A small smile lifted one corner of her mouth. “Merely a centerpiece for your holiday celebration. I remember how you enjoyed Thanksgiving.”
He had. It was his favorite holy day.
“Then you plan on staying for dinner?”
She lifted her free hand and removed her glasses, raising her head to gaze directly into the cold black depths of eyes she’d never thought to see again. “I was hoping,” she said softly.
He nodded after a moment. “Good. Then over dinner you can offer your explanation to us all.”

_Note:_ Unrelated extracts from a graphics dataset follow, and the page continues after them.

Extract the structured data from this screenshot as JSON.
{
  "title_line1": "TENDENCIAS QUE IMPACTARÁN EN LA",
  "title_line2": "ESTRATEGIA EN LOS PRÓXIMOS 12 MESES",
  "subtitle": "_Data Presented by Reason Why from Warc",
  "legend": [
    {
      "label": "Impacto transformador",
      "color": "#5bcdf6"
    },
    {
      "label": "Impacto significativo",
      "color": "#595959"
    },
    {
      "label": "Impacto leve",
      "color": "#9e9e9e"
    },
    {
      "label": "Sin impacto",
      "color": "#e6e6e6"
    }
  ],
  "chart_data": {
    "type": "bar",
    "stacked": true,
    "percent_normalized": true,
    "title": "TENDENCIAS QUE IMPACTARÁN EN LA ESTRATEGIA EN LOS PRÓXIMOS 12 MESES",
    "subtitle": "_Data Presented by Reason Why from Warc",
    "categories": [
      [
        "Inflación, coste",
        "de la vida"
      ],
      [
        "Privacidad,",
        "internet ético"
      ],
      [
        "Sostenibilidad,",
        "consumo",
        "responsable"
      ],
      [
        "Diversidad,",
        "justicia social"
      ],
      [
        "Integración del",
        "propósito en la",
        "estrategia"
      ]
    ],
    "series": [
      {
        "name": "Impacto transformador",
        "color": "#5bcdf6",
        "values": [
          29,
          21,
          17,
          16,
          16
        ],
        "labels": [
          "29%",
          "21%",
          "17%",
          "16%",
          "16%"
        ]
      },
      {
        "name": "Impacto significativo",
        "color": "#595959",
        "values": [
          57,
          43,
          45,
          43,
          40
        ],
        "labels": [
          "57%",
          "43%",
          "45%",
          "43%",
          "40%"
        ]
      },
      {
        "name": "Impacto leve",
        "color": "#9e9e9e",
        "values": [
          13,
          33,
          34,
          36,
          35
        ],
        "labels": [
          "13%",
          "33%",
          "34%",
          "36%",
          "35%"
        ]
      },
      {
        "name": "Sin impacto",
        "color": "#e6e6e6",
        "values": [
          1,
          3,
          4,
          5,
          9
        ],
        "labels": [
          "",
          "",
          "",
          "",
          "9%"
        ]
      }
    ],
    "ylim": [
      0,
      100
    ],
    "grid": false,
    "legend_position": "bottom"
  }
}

And he glided to the door to usher in his sycophants, movements impossibly smooth … and entirely too quiet for Zoe’s liking.
Chapter 6
Dinner was held in the same mirrored room, the hollowed out center suddenly taken up with an elongated black marble table, the cornucopia Zoe had made centered like a bull’s-eye. A gleaming table setting of mirrored plates, china, and crystal winked in the studded light of two shining candelabras. The Tulpa could now see himself above, below, and in the mirrored glasses of his half dozen guests. He’d become even more of a control freak since Zoe’s hard betrayal, which she understood. Ignoring the fact that he was the epitome of everything she despised—that he was the coldest, hardest heartache in this world—she instead pitied that he felt the need for it, and grieved for the suspicion thinning his lips. She sorrowed, mostly, that she’d been the one to put it there. Her eyes teared as she thought of the pain she’d caused, and she discreetly wiped the tears away behind the mirrored frame of her borrowed glasses, donned again like everyone else at the table.